Corals, Geo-Sociality, and Anthropocene Dwelling
DOI:
https://doi.org/10.31273/eirj.v10i2.979Keywords:
Great Barrier Reef, corals, geo-sociality, AnthropoceneAbstract
Foreboding reports of the Australian Great Barrier Reef’s peril signal not only a fraught politics but the site’s significance as a potent global environmental imaginary and Anthropocene signifier. In this paper I draw on the site’s ecological emergency and consider what humans could learn from coral life through its evolved fluid-dynamic and planetary relationships. Corals, I argue, offer novel insight into more-than-human ontologies, revealing constitutively solid-fluid ways of being responsive to planetary flux and churn. The research responds to increased interest with multi-disciplinary more-than-human investigation of the ways in which human and nonhuman are inextricably connected, as well as work taking Anthropocene ideas as a generative epistemological and ontological opening.

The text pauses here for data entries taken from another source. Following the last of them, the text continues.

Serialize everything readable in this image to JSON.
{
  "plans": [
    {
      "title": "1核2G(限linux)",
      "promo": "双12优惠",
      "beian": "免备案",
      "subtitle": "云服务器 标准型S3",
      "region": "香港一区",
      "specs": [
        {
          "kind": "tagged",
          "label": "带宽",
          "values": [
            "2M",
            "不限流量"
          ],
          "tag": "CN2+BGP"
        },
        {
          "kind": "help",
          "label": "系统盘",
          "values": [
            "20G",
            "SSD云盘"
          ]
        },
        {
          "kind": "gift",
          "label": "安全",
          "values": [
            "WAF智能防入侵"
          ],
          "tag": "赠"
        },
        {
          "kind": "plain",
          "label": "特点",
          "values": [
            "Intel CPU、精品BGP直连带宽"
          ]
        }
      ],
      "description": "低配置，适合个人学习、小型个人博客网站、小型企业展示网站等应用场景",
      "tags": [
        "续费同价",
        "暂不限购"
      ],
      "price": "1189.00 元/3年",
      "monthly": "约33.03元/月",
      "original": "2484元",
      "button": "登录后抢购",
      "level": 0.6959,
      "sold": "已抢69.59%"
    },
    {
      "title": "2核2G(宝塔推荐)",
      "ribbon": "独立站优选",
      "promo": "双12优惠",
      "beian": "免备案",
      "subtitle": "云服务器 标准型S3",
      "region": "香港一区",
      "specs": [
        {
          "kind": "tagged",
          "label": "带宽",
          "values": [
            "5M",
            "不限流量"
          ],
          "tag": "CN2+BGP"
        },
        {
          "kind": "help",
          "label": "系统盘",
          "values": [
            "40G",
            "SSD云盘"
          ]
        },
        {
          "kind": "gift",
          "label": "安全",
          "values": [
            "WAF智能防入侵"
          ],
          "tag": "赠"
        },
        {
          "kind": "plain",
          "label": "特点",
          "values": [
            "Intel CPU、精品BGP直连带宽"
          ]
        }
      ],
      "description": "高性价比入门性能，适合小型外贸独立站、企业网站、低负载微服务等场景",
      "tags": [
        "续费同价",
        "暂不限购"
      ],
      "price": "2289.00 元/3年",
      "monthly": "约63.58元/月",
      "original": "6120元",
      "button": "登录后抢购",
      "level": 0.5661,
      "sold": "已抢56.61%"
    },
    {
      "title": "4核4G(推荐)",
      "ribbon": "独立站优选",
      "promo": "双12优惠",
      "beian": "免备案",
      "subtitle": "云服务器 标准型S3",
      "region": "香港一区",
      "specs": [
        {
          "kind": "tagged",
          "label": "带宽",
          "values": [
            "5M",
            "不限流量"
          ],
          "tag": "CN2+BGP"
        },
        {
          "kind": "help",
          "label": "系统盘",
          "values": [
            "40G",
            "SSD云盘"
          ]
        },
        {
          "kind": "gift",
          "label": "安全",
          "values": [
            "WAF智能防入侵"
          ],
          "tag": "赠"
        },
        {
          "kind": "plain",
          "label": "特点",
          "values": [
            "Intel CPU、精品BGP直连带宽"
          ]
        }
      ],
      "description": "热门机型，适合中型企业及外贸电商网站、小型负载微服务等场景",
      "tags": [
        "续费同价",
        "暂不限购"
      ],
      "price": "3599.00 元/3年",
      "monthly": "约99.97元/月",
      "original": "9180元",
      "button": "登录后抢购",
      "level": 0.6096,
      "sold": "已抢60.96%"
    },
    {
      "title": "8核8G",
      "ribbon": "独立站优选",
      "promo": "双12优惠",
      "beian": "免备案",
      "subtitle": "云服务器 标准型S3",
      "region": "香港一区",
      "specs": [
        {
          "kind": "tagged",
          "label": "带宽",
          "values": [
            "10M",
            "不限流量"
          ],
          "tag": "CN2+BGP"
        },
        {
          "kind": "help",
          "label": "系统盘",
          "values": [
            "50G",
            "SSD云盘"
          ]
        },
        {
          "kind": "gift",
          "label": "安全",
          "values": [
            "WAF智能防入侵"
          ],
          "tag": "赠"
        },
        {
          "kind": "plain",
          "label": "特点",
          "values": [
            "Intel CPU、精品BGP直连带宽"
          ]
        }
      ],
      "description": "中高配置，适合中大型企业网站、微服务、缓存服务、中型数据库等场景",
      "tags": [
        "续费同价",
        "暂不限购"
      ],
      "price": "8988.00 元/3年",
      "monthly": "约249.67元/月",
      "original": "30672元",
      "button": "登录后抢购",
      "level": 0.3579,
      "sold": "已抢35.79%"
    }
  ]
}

Drawing on fieldwork in Cairns and on the Great Barrier Reef itself, I use embodied methods to trace encounters both above and below the water. The properties of water and fluidity lead me to contemplate further qualities that liquid and ocean phenomena bring to understanding planetary sociality, revealing a dimensionality and relationality beyond surface and fixed readings. Paradoxically, whilst corals and the Great Barrier Reef are commonly framed as needing our protection, they demonstrate enduring structural resilience and tenacity. Such qualities are highly relevant in contemplating strategies responsive to Anthropocene instability and flux.